Digital skills, the great mismatch slowing down the Italian transformation
Anitec-Assinform and Talents Venture report highlights a gap between demand for digital skills and supply in the Italian market
What will the data ethics analyst ever do? What about the container infrastructure engineer or the performance data analyst? Beyond the fact that they are generically analysts or engineers, it is difficult to say what these professions consist of. Yet these are three new skills that are in demand on the labour market, with particularly delicate characteristics: the first focuses on the management of ethical risks linked to the use of artificial intelligence, the second relates to the supervision and use of virtualised infrastructures, of the 'digital twins' kind, and the last deals with the improvement of business processes.

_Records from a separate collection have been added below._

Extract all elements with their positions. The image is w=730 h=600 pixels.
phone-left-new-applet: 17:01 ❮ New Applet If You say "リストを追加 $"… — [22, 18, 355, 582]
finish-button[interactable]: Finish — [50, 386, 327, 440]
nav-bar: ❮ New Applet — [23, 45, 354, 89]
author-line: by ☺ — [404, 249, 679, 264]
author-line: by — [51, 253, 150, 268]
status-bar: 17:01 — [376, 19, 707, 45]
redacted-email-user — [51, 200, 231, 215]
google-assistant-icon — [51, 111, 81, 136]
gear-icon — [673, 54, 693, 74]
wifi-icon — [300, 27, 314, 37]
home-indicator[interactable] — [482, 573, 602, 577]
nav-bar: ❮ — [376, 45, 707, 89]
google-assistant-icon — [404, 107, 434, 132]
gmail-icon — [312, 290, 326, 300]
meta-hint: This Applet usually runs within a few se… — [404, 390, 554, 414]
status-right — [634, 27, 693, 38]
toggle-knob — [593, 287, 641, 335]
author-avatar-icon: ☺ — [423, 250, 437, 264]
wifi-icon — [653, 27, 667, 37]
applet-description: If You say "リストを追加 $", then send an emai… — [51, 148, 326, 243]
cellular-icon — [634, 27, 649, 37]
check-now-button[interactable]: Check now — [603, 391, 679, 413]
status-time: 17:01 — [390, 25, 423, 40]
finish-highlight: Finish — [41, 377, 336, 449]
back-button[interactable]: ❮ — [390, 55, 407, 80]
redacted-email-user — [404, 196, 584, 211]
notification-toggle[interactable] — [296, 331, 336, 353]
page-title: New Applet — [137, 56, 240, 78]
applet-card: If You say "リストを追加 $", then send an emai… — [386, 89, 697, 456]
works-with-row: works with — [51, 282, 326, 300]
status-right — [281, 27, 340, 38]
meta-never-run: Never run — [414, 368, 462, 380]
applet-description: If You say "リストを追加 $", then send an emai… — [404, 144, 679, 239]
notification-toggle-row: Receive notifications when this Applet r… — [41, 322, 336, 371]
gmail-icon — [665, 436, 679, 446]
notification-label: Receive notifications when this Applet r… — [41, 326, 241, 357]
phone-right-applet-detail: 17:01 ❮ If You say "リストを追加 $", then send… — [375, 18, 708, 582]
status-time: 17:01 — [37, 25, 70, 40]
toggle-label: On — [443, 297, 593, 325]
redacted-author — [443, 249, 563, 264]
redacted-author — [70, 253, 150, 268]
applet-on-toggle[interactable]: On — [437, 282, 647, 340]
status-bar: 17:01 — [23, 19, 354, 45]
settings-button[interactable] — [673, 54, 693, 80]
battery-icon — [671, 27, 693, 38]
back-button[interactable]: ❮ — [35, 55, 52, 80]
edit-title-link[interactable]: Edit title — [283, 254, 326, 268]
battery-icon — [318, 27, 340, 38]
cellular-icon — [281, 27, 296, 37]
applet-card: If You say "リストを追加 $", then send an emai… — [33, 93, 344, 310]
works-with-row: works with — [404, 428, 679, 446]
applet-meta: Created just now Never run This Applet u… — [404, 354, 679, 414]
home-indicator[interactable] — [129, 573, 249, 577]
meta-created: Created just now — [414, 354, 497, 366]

These are just three examples of the skills required within the new 4.0 or 5.0 companies. The digital transformation is accelerating, but human capital is struggling to keep up: putting its finger on the sore spot is the report prepared by Anitec-Assinform and Talents Venture for 2025. 'The Italy of New Skills: innovation, work and the future' - this is the title - returns to highlight, data in hand, how the demand for professionals in the ICT sector by the business world is growing much faster than their actual availability. This is nothing new, but the technological acceleration puts the Italian economy, and the industrial sector in particular, in front of a crucial challenge: to acquire, retain and train those advanced digital skills without which the country's competitiveness cannot be sustained in the coming years.
The report is based on the census of advertisements on Linkedin in the ICT area, which exceeded 136,000 during 2024, growing by almost another 90,000 in the first nine months of 2025, confirming a rapidly expanding demand. On the contrary, the supply of university graduates and graduates with appropriate technological skills remains low, not only in quantitative terms but also in qualitative terms: those entering the labour market often do not possess the digital skills that companies really require. And it is precisely this divergence that defines the skills mismatch, which has become one of the main factors holding back growth.
The New Skills
Italian companies are increasingly demanding figures capable of working on emerging technologies. It is true that the three skills most in demand are somewhat 'traditional' in the digital sphere: software developer, It project manager and software engineer. But what emerges is the need for human capital capable of moving in complex digital ecosystems, managing data and platforms, and contributing to the design and governance of innovative solutions.
The push of artificial intelligence is thus beginning to be seen, with a focus on developments in generative AI: prompt engineering thus breaks into the top ten fastest-growing skills, with a 112% jump in open positions. In the contiguous field of data, skills related to data science, data engineering and analytics become crucial.